Homelessness Is Not Just A "Big City" Thing
The Problem Is Real
Homelessness Is Everywhere
"The kids and I are on the streets."
This, from someone I taught nearly a decade ago. Eight simple words, and they caused my heart to sink.
Although I'm in my mid-40s, there's always been a part of me that hasn't fully appreciated how rampant the homelessness issue is anywhere in Canada. I've been ridiculously fortunate; while I do carry debt, like many North Americans, I've never been in any sort of a situation - thankfully - where I've had to cope with the loss of my home. I've never had to worry about feeding my children, and I've never had to wonder if I've got enough money for rent.

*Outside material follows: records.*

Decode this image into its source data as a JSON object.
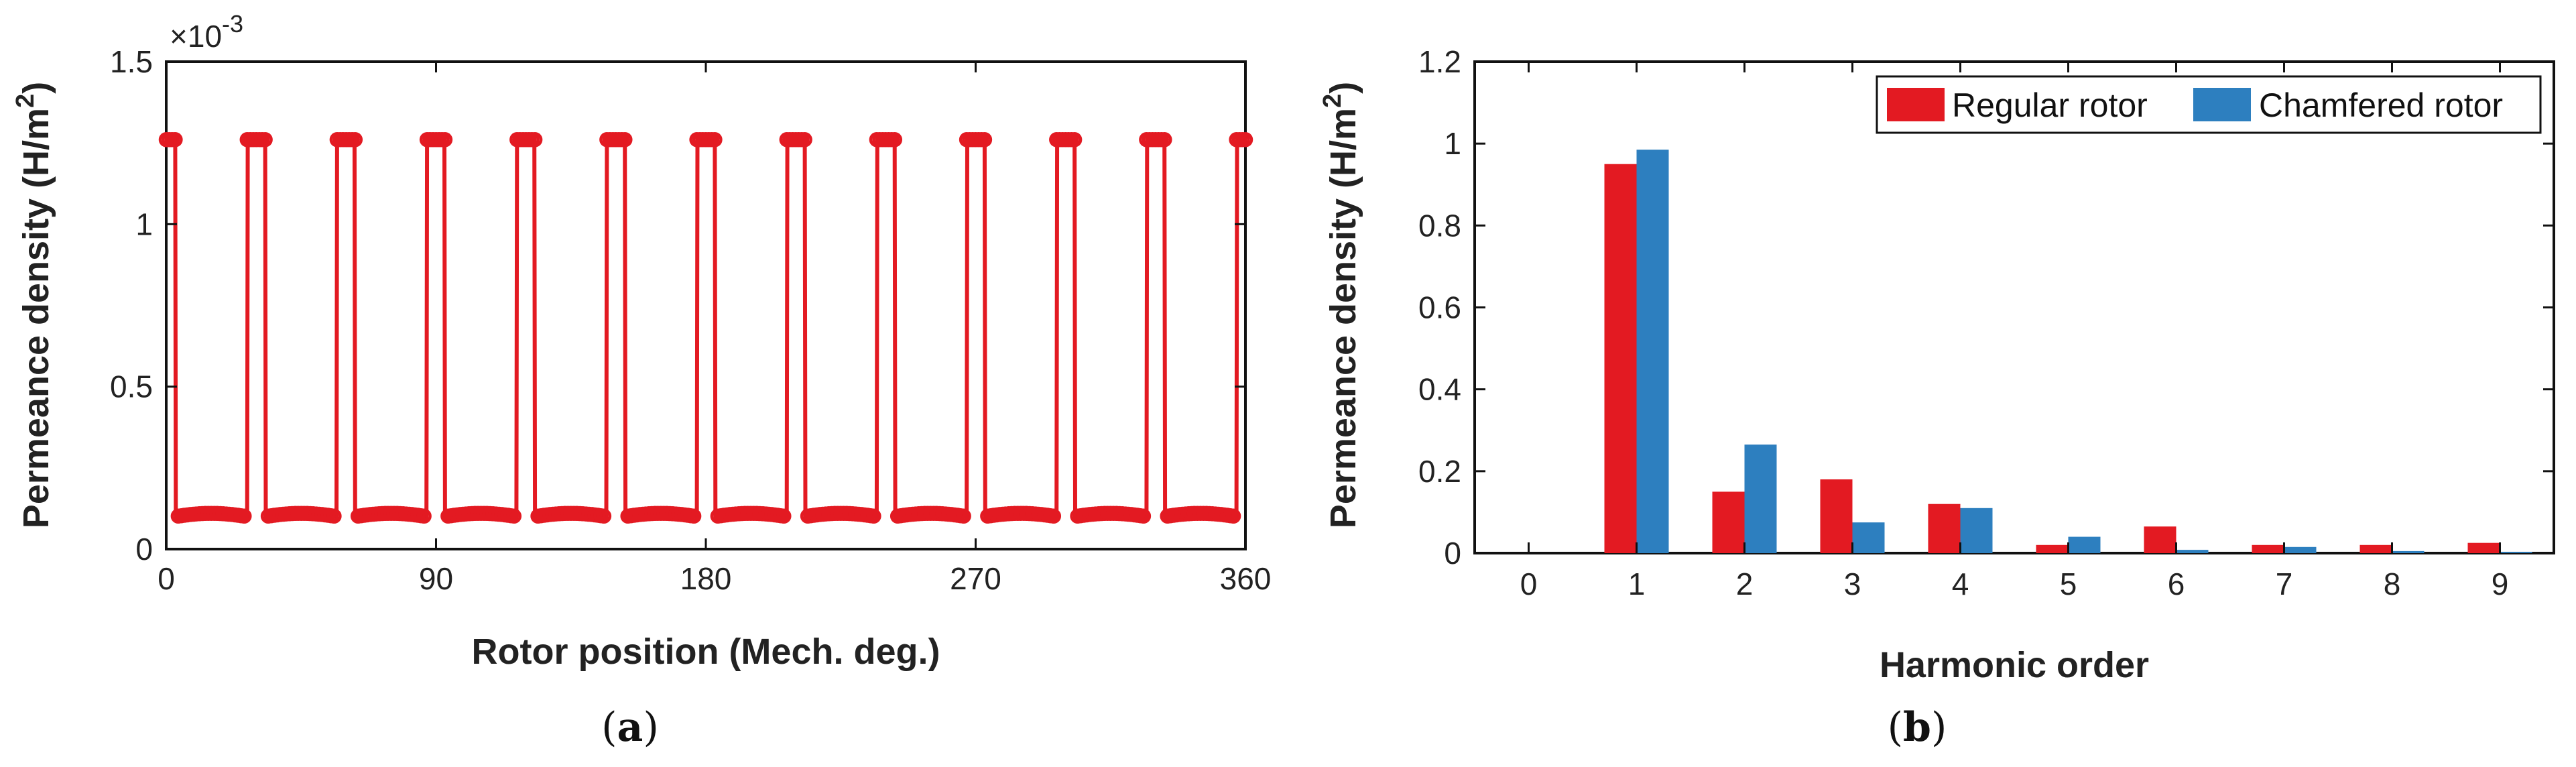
{
  "chart_data": [
    {
      "type": "line",
      "panel": "a",
      "caption_letter": "a",
      "xlabel": "Rotor position (Mech. deg.)",
      "ylabel": "Permeance density (H/m",
      "ylabel_sup": "2",
      "ylabel_close": ")",
      "multiplier_base": "×10",
      "multiplier_exp": "-3",
      "xlim": [
        0,
        360
      ],
      "ylim": [
        0,
        1.5
      ],
      "xticks": [
        0,
        90,
        180,
        270,
        360
      ],
      "yticks": [
        0,
        0.5,
        1,
        1.5
      ],
      "ytick_labels": [
        "0",
        "0.5",
        "1",
        "1.5"
      ],
      "color": "#e31a22",
      "series": [
        {
          "name": "Permeance density",
          "slot_pitch_deg": 30,
          "max_value": 1.26,
          "min_value": 0.11,
          "min_position_deg": 15,
          "flat_top_width_deg": 6,
          "marker": "circle"
        }
      ]
    },
    {
      "type": "bar",
      "panel": "b",
      "caption_letter": "b",
      "xlabel": "Harmonic order",
      "ylabel": "Permeance density (H/m",
      "ylabel_sup": "2",
      "ylabel_close": ")",
      "categories": [
        "0",
        "1",
        "2",
        "3",
        "4",
        "5",
        "6",
        "7",
        "8",
        "9"
      ],
      "ylim": [
        0,
        1.2
      ],
      "yticks": [
        0,
        0.2,
        0.4,
        0.6,
        0.8,
        1,
        1.2
      ],
      "ytick_labels": [
        "0",
        "0.2",
        "0.4",
        "0.6",
        "0.8",
        "1",
        "1.2"
      ],
      "legend_position": "top-right",
      "series": [
        {
          "name": "Regular rotor",
          "color": "#e31a22",
          "values": [
            0,
            0.95,
            0.15,
            0.18,
            0.12,
            0.02,
            0.065,
            0.02,
            0.02,
            0.025
          ]
        },
        {
          "name": "Chamfered rotor",
          "color": "#2d7fbf",
          "values": [
            0,
            0.985,
            0.265,
            0.075,
            0.11,
            0.04,
            0.008,
            0.015,
            0.005,
            0.003
          ]
        }
      ]
    }
  ]
}
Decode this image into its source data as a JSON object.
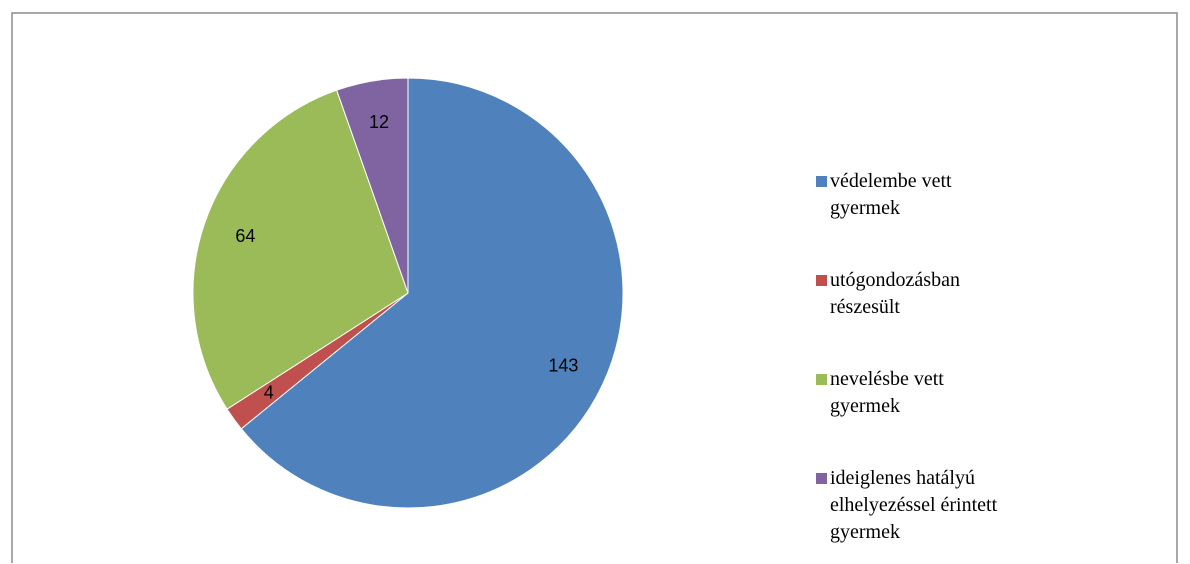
{
  "chart_data": {
    "type": "pie",
    "categories": [
      "védelembe vett gyermek",
      "utógondozásban részesült",
      "nevelésbe vett gyermek",
      "ideiglenes hatályú elhelyezéssel érintett gyermek"
    ],
    "values": [
      143,
      4,
      64,
      12
    ],
    "colors": [
      "#4f81bd",
      "#c0504d",
      "#9bbb59",
      "#8064a2"
    ],
    "legend": "right"
  }
}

I've never had to wonder when - or if - I'd be able to put a roof over my kids' heads, or how in God's name I'd try and keep things normal for my kids even though I didn't even know where they'd sleep.
To be sure, affordable housing is a significant issue for many people. According to CTV, Barrie is one of the most expensive places in Canada to rent a one bedroom apartment - the average rent hovers around $1,100. RentBoard lists the average house rental price for a 2-bedroom house at around $1,700. When you consider the current minimum wage is $14, if you work 40 hours a week - and this doesn't even consider the taxes that come off of every pay - that's $560/week, or just over $2200 monthly. That, in turn, means that you're left with around $500 to cover groceries and whatever other expenses you might have, which means it's probably fairly impossible to even rent a house on a minimum wage.
Unfortunately, many homeless shelters generally boast no more than a few dozen beds, and many are not designed for people to stay at them longer than 30 to 90 days. While these homeless shelters do vie for government grants, these are not-for-profit organizations designed to help those who are less fortunate. In addition, according to a 2017 CBC report, there have been shelter closures due to a lack of funding and the shelters that are still in operation are generally functioning at around 90 percent capacity, which is frightening. Because of the limited time that people can actually stay in a shelter, sometimes people have little choice but to return to the streets, trying to figure out what their next move will be.
We don't live in a world where problems are solved in 48 minutes or less. It would be nice if that was the case, as we would be able to solve issues like homelessness far more quickly than we could ever hope for. However, we live in a world that is far from perfect, and there is a stigma that comes with homelessness that leaves little consideration for a person's actual situation.
How many times do we consider a homeless person and think they were the ones who brought their homelessness on themselves as a result of bad choices? Sure, there are those individuals who struggle with addiction and that may leave them homeless one day, but what of the person who has lost their job and before too long is unable to make rent? We live in a world now where it's getting increasingly more difficult to make ends meet, let alone set money aside for things like cars, college, or even emergencies.
Homelessness is real, and many of these homeless shelters are running as fast as they can to support an increasingly needy population. There is an affordable housing crisis where people who are working full time in what would be considered "good jobs" are struggling to find a decent place to live in a decent neighborhood in order to potentially raise a family or even just feel safe themselves.
While much has been made over some big-city treatment of their own unique homelessness challenges - think of reports from CBC of cities like Vancouver trying to push out homeless people just prior to the 2010 Olympics - the bottom line is, homelessness is a significant issue which is not just going away. Funding is essential in order to help these individuals back on their feet, and that funding should be driven into affordable housing and homeless shelters.
Being homeless isn't a choice, and people need our help.